Repeated complaints form patterns.
And patterns create evidence.
This is how systemic issues — coercion, misuse of safeguarding language, inappropriate police threats, misinformation, understaffing, or unsafe protocols — become visible and undeniable.
Without complaints,
each incident sits alone,
an anecdote rather than a symptom.
If the Trust’s response is dismissive, defensive,
or fails to address the real concerns,
the next step is the Parliamentary and Health Service Ombudsman (PHSO).
The Ombudsman is independent.
They do not work for the NHS.
Their role is to investigate service failures, breaches of duty, misinformation, coercion, and injustice.
They have the authority to demand action and require the Trust to make changes.
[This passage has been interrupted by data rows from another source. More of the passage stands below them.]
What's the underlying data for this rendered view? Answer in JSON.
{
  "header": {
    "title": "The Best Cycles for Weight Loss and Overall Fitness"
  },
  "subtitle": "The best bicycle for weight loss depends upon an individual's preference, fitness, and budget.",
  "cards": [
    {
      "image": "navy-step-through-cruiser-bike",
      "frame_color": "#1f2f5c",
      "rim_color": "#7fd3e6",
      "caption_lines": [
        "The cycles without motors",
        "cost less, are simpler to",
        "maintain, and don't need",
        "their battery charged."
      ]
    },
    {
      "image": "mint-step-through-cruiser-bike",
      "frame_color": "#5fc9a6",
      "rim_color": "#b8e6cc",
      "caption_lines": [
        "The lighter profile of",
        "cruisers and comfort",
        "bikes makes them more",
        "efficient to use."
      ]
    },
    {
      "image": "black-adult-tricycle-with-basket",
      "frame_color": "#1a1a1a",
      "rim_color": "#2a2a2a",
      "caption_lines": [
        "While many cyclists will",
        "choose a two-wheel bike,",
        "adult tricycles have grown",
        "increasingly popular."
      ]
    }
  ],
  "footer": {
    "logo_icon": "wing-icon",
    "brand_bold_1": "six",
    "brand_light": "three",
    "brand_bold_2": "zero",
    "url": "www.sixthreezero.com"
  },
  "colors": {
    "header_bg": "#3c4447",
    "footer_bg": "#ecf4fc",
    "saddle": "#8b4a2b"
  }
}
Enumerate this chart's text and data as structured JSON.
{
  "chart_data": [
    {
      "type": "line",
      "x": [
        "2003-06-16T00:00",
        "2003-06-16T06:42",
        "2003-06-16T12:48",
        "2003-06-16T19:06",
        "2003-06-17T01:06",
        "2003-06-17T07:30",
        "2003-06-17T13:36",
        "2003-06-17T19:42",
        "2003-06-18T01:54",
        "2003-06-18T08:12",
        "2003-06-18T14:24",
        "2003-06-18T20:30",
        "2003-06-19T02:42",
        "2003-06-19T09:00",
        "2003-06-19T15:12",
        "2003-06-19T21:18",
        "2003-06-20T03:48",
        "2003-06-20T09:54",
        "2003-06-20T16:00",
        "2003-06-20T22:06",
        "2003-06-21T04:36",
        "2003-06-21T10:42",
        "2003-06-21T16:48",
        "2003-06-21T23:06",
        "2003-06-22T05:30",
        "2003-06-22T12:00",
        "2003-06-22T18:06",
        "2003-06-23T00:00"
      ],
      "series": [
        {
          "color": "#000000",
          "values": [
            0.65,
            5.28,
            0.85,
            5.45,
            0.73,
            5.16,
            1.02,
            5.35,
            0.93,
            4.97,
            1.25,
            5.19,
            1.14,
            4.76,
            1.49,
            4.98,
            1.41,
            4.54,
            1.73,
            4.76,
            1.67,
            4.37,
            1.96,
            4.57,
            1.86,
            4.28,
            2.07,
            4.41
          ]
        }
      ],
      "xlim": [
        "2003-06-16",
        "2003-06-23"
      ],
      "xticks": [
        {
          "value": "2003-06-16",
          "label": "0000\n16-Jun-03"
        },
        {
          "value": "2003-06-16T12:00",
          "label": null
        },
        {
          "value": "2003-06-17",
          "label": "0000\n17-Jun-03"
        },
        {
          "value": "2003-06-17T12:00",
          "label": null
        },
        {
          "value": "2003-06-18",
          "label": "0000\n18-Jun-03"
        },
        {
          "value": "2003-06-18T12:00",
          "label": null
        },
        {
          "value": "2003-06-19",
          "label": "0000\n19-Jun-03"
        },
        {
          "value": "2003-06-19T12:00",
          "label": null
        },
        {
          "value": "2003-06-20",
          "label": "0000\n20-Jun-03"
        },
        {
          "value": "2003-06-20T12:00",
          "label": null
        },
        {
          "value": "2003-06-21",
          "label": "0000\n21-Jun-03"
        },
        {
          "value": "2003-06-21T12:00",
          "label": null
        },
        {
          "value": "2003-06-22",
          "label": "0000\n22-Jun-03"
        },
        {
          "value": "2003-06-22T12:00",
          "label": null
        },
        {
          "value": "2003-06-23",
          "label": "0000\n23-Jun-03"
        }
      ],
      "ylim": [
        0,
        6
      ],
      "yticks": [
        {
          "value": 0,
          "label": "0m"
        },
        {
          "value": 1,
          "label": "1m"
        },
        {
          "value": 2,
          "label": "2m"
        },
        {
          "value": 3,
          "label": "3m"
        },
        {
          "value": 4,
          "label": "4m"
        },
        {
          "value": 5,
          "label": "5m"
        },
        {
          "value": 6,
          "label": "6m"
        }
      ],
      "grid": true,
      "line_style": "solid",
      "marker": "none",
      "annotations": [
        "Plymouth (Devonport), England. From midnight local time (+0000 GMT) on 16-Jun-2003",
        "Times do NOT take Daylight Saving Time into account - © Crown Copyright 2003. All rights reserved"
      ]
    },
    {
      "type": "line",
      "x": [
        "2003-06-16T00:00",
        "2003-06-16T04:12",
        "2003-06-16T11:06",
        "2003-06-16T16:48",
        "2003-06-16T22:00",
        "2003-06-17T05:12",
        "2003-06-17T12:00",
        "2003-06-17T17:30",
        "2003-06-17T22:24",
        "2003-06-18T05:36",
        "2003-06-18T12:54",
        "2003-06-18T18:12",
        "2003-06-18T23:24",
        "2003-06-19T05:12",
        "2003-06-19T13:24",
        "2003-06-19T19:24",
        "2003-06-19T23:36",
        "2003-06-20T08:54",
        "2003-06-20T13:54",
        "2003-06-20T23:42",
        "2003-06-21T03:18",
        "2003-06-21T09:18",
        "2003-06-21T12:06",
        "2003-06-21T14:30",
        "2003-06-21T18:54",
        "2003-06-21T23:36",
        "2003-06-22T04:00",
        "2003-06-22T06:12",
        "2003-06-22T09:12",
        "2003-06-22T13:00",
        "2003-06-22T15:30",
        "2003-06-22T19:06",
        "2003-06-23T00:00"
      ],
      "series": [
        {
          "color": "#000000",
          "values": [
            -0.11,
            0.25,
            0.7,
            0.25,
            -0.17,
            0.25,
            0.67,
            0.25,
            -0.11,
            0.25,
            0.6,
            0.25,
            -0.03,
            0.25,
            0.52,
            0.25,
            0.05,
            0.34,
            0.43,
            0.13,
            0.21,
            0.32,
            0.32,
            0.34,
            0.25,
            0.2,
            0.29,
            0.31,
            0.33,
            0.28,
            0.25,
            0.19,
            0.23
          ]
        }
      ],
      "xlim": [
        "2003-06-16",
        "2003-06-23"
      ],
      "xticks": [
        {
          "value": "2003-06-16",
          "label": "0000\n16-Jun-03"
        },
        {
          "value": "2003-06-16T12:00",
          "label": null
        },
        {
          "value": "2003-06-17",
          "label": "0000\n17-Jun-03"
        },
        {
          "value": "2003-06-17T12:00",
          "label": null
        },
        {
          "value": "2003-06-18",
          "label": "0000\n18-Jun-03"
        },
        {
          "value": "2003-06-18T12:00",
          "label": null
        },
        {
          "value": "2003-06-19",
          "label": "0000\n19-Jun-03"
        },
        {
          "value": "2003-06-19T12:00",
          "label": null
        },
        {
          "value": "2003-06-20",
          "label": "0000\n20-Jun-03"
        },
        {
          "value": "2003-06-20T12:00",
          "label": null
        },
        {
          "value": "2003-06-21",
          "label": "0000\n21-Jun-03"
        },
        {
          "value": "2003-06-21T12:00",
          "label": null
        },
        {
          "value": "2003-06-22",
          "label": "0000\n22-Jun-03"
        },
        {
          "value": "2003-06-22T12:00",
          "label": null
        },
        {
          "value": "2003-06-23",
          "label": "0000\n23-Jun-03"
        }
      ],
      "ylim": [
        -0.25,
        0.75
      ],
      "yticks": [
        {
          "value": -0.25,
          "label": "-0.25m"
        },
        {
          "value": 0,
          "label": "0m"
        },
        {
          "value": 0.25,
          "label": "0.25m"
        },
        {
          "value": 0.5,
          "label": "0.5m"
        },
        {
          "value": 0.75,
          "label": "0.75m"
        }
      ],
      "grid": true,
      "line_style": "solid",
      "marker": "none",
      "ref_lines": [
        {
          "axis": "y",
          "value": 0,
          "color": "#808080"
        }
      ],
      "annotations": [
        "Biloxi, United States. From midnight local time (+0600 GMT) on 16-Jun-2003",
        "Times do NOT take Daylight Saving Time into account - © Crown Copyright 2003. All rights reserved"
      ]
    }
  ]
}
Taking a case to the Ombudsman signals that:
you were not listened to,
the Trust failed to respond honestly,
and the issue has implications beyond your individual experience.
It sends a clear message:
“This behaviour is unacceptable, and it will be scrutinised.”
For many women, especially in maternity care where power imbalances are entrenched, making a complaint is the first step in reclaiming authority after being dismissed or pressured.
It is not vindictive
— it is civic participation in a system that urgently needs oversight.
And support exists.
The Gloucestershire Maternity Action Group (G-Mag) is here to help women navigate this process.
You can join as a member and receive:
advocacy support,
help drafting complaints,
guidance on next steps,
emotional backing,
and signposting for legal or parliamentary escalation if needed.
Nobody should face this alone.
Complaints — and, when necessary, Ombudsman escalation — are how change happens.
Not through hashtags or platitudes, but through documented evidence that forces the system to confront the reality of its own decisions.